Sunday, October 14, 2012

Food

9.18.12
Purple, red, black: the progressive color of my fingernails over the past few days. It would seem it is the end of the season for all good produce in Romania and so we have gone to work canning, juicing, drying, jellifying, and preserving in every form possible. It started with a few bags of plums then an innocent question. There were way too many plums to simply eat them. There had to be a plan. My questioning was answered: “We are going to make jam.”
 
I had made jam many times with my mother. You squish the fruit, boil it with sugar then put it in jars and hope it seals. Sounds easy, but it’s actually quite a bit of work. Plums, however, are different than the fruits I am used to dealing with, mainly because of a large seed inside that needs to be removed. It took hours, and that is no exaggeration, to remove all the seeds from those plums.

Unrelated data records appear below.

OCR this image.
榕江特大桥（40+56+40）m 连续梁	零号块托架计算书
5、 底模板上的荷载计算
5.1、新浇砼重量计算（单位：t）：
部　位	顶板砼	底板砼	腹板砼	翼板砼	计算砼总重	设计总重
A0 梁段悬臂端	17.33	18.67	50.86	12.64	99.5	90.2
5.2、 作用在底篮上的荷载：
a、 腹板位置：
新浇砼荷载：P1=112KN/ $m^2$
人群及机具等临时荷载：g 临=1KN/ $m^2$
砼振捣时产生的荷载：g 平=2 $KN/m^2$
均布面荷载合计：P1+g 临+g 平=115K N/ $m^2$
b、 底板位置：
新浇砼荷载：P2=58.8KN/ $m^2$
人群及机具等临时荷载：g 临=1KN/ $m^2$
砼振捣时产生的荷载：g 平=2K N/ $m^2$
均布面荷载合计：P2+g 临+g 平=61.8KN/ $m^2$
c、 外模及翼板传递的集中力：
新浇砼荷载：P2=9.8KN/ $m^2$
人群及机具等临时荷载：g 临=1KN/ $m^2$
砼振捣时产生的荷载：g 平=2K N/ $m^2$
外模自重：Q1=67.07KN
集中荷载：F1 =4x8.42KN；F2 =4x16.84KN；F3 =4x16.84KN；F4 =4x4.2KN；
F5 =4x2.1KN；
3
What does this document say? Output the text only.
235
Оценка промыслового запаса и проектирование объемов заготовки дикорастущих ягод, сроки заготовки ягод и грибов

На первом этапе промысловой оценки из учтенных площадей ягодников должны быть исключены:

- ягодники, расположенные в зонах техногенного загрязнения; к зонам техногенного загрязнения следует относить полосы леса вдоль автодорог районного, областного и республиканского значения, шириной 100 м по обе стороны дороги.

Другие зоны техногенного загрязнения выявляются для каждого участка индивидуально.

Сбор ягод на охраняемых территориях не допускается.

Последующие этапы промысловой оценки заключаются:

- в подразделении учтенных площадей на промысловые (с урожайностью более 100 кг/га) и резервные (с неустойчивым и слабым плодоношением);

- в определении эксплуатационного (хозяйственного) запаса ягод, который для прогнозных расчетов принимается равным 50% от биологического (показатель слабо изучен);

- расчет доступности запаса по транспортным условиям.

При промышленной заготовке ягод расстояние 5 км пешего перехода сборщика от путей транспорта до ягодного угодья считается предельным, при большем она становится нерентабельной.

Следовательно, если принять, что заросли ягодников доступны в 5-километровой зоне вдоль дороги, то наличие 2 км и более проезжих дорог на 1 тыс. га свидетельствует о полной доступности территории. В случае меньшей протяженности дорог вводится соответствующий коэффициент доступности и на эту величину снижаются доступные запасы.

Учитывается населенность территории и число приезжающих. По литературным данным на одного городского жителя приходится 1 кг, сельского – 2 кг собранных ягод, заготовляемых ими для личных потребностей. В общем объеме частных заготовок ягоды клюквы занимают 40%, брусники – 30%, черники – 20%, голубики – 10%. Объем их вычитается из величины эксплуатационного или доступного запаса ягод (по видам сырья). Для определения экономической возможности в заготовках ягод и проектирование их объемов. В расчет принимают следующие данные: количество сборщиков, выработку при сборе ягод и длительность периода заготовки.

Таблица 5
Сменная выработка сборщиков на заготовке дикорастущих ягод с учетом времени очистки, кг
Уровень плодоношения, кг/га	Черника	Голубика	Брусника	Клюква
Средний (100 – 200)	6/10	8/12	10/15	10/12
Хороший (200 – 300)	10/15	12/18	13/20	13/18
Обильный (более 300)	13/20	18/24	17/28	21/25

I went through two assistants in the process, but I was determined to see it finished.
 
Thankfully, plums are quite pleasant to the eye as well as the taste buds. The outside is a deep purple hue, but once you break into it, you find a beautiful yellow flesh. The seed is about as big as an almond, which explains why it must be removed. Mrs. Copu makes her plum jam without any sugar, which I find quite amazing. A jam you can use without the guilt of sugar? Yes, ma’am. She simply cooks it in the oven for a few hours, adding only an herb of which I am unsure of the name. Then, once all traces of bacteria have been killed twice over, she scoops out the jam into jars, puts them under a towel and lets the jars seal themselves shut. The only hard part is removing the seed, the process of which left a purple stain under my fingernails for nearly a week…until it was replaced with the red and then black.